Now we can plot! It’s very easy to do this for all of New York City:

plotdata <- inner_join(neighborhoods, censusdataNYneighborhoods, by= "id")
 
sc <- scale_fill_gradientn(colours = viridis(20), limits = c(54,85), breaks = c(60, 70, 80))
 
ggplot() + 
  geom_polygon(data=plotdata, 
               aes(x= long, y=lat, group=group, fill = mail_return_rate_calc)) + 
  theme_tufte() + 
  coord_map() + ggtitle("Mail return rates by neighborhood, Census 2010") +
  sc +
  guides(fill = guide_colorbar(ticks=F, title="Percent of \nforms returned", barwidth = 1, barheight = 6)) + 
  theme(axis.line=element_blank(),axis.text.x=element_blank(),
          axis.text.y=element_blank(),axis.ticks=element_blank(),
          axis.title.x=element_blank(),
          axis.title.y=element_blank(), 
        plot.title = element_text(hjust=.5, face="bold"))

plot of chunk unnamed-chunk-6

I’m using the viridis package here, which is colorblind friendly, and all around awesome.

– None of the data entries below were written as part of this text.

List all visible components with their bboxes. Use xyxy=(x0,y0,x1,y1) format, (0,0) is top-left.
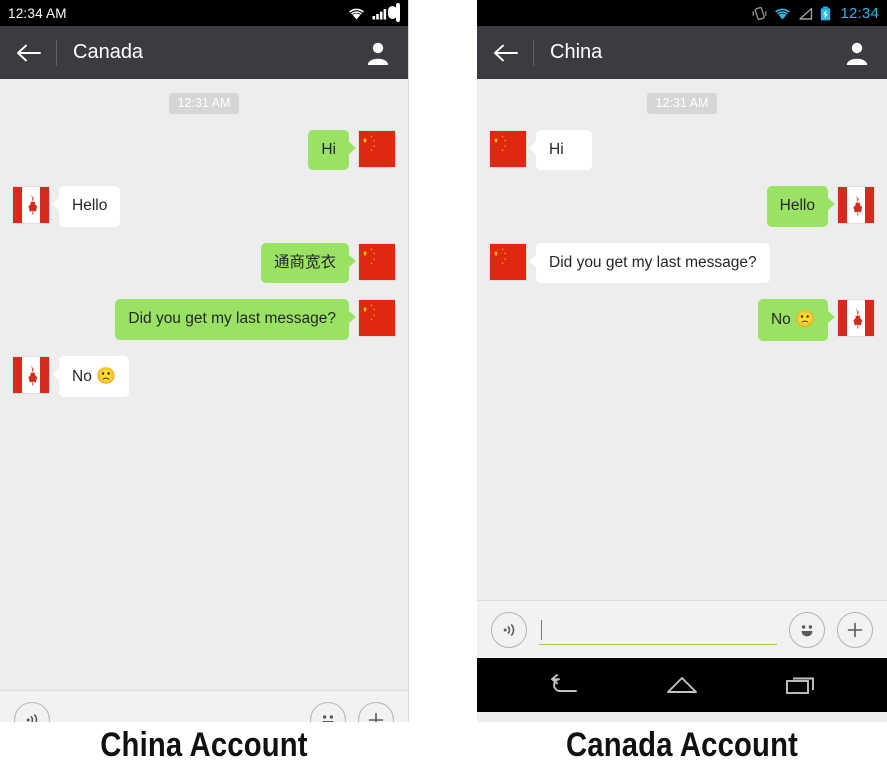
message-bubble[interactable]: Hello xyxy=(51,186,121,227)
timestamp-row: 12:31 AM xyxy=(12,93,396,114)
voice-input-icon[interactable] xyxy=(14,701,50,722)
conversation-title: Canada xyxy=(73,41,144,63)
message-text: No xyxy=(72,367,97,385)
message-text: Hi xyxy=(549,141,564,158)
message-text-field[interactable] xyxy=(539,613,777,647)
avatar-canada-flag[interactable] xyxy=(837,299,875,338)
contact-profile-icon[interactable] xyxy=(843,39,871,67)
message-row: No 🙁 xyxy=(12,355,396,398)
status-clock: 12:34 AM xyxy=(8,5,67,21)
message-bubble[interactable]: Did you get my last message? xyxy=(115,299,356,340)
message-text: No xyxy=(770,311,796,329)
contact-profile-icon[interactable] xyxy=(364,39,392,67)
message-row: 通商宽衣 xyxy=(12,242,396,284)
message-text: Did you get my last message? xyxy=(128,310,336,328)
comparison-stage: 12:34 AM Canada 12:31 AM Hi Hello 通商宽衣 D… xyxy=(0,0,887,768)
chat-timestamp: 12:31 AM xyxy=(646,93,718,114)
more-options-icon[interactable] xyxy=(358,701,394,722)
nav-back-icon[interactable] xyxy=(541,668,585,702)
message-row: Hello xyxy=(489,186,875,227)
message-row: Hi xyxy=(489,130,875,171)
status-bar: 12:34 xyxy=(477,0,887,26)
avatar-china-flag[interactable] xyxy=(358,242,396,281)
status-icons xyxy=(348,3,400,22)
text-cursor xyxy=(541,619,542,640)
back-arrow-icon[interactable] xyxy=(14,38,44,68)
message-bubble[interactable]: Did you get my last message? xyxy=(529,242,770,284)
message-text-field[interactable] xyxy=(62,703,298,723)
back-arrow-icon[interactable] xyxy=(491,38,521,68)
message-input-bar xyxy=(0,690,408,722)
emoji-picker-icon[interactable] xyxy=(789,611,825,648)
message-text: Hello xyxy=(779,197,815,215)
signal-icon xyxy=(372,7,389,20)
android-navigation-bar xyxy=(477,658,887,712)
message-text: Hi xyxy=(321,141,336,158)
message-bubble[interactable]: Hello xyxy=(766,186,836,227)
emoji-picker-icon[interactable] xyxy=(310,701,346,722)
avatar-canada-flag[interactable] xyxy=(12,355,50,394)
message-bubble[interactable]: No 🙁 xyxy=(757,299,836,341)
avatar-china-flag[interactable] xyxy=(358,299,396,338)
wifi-icon xyxy=(774,7,791,20)
avatar-canada-flag[interactable] xyxy=(837,186,875,225)
timestamp-row: 12:31 AM xyxy=(489,93,875,114)
chat-messages[interactable]: 12:31 AM Hi Hello 通商宽衣 Did you get my la… xyxy=(0,79,408,690)
message-text: Hello xyxy=(72,197,108,215)
status-icons xyxy=(752,6,831,21)
voice-input-icon[interactable] xyxy=(491,611,527,648)
message-bubble[interactable]: Hi xyxy=(308,130,356,171)
nav-recents-icon[interactable] xyxy=(779,668,823,702)
phone-canada-account: 12:34 China 12:31 AM Hi Hello Did you ge… xyxy=(477,0,887,722)
conversation-title: China xyxy=(550,41,603,63)
message-row: Did you get my last message? xyxy=(12,299,396,340)
nav-home-icon[interactable] xyxy=(660,668,704,702)
status-bar: 12:34 AM xyxy=(0,0,408,26)
frowning-face-emoji: 🙁 xyxy=(795,311,815,329)
message-bubble[interactable]: 通商宽衣 xyxy=(260,242,357,284)
message-row: Hi xyxy=(12,130,396,171)
input-underline xyxy=(539,643,777,645)
message-row: Hello xyxy=(12,186,396,227)
avatar-china-flag[interactable] xyxy=(358,130,396,168)
avatar-canada-flag[interactable] xyxy=(12,186,50,225)
app-bar: Canada xyxy=(0,26,408,79)
message-row: Did you get my last message? xyxy=(489,242,875,284)
message-bubble[interactable]: No 🙁 xyxy=(51,355,130,398)
signal-icon xyxy=(798,7,813,20)
appbar-divider xyxy=(56,39,57,66)
message-bubble[interactable]: Hi xyxy=(529,130,592,171)
appbar-divider xyxy=(533,39,534,66)
avatar-china-flag[interactable] xyxy=(489,242,527,281)
chat-messages[interactable]: 12:31 AM Hi Hello Did you get my last me… xyxy=(477,79,887,600)
battery-charging-icon xyxy=(820,6,831,21)
message-row: No 🙁 xyxy=(489,299,875,341)
message-text: Did you get my last message? xyxy=(549,253,757,271)
caption-canada-account: Canada Account xyxy=(565,726,799,764)
phone-china-account: 12:34 AM Canada 12:31 AM Hi Hello 通商宽衣 D… xyxy=(0,0,409,722)
message-text: 通商宽衣 xyxy=(273,253,336,271)
chat-timestamp: 12:31 AM xyxy=(168,93,240,114)
caption-china-account: China Account xyxy=(100,726,308,764)
more-options-icon[interactable] xyxy=(837,611,873,648)
app-bar: China xyxy=(477,26,887,79)
avatar-china-flag[interactable] xyxy=(489,130,527,168)
frowning-face-emoji: 🙁 xyxy=(96,367,117,385)
vibrate-icon xyxy=(752,6,767,21)
status-clock: 12:34 xyxy=(840,4,879,22)
message-input-bar xyxy=(477,600,887,658)
wifi-icon xyxy=(348,7,365,20)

It’s also easy to split these maps up by borough (note that the scales are different for each, so we can see relative differences within boroughs). I’m not reproducing the code here, because it’s a bit clunky, but all I’m doing is mapping with different subsets of the data:

plot of chunk unnamed-chunk-7

I don’t neccesarily have anything to say about these maps – just think they are interesting, especially in the context of planning for the 2020 Census, which by all accounts is going to be much more difficult to collect data for (because of the proposed – and incredibly ill-advised – citizenship question, for one). People already don’t respond to the Census for all sorts of reasons – distrust of the government, confusion about who needs to fill out the form (response rates are much lower in neighborhoods with higher proportions of renters, for example), busyness – and it’s not a great idea to add another reason for people not to respond. You can also see that response rates are are already incredibly variable by neighborhood - and while a lot of follow-up happens, it’s not hard to think that areas that require more follow-up have a higher risk of being undercounted (and thus underrepresented and underfunded).

Written on May 13, 2018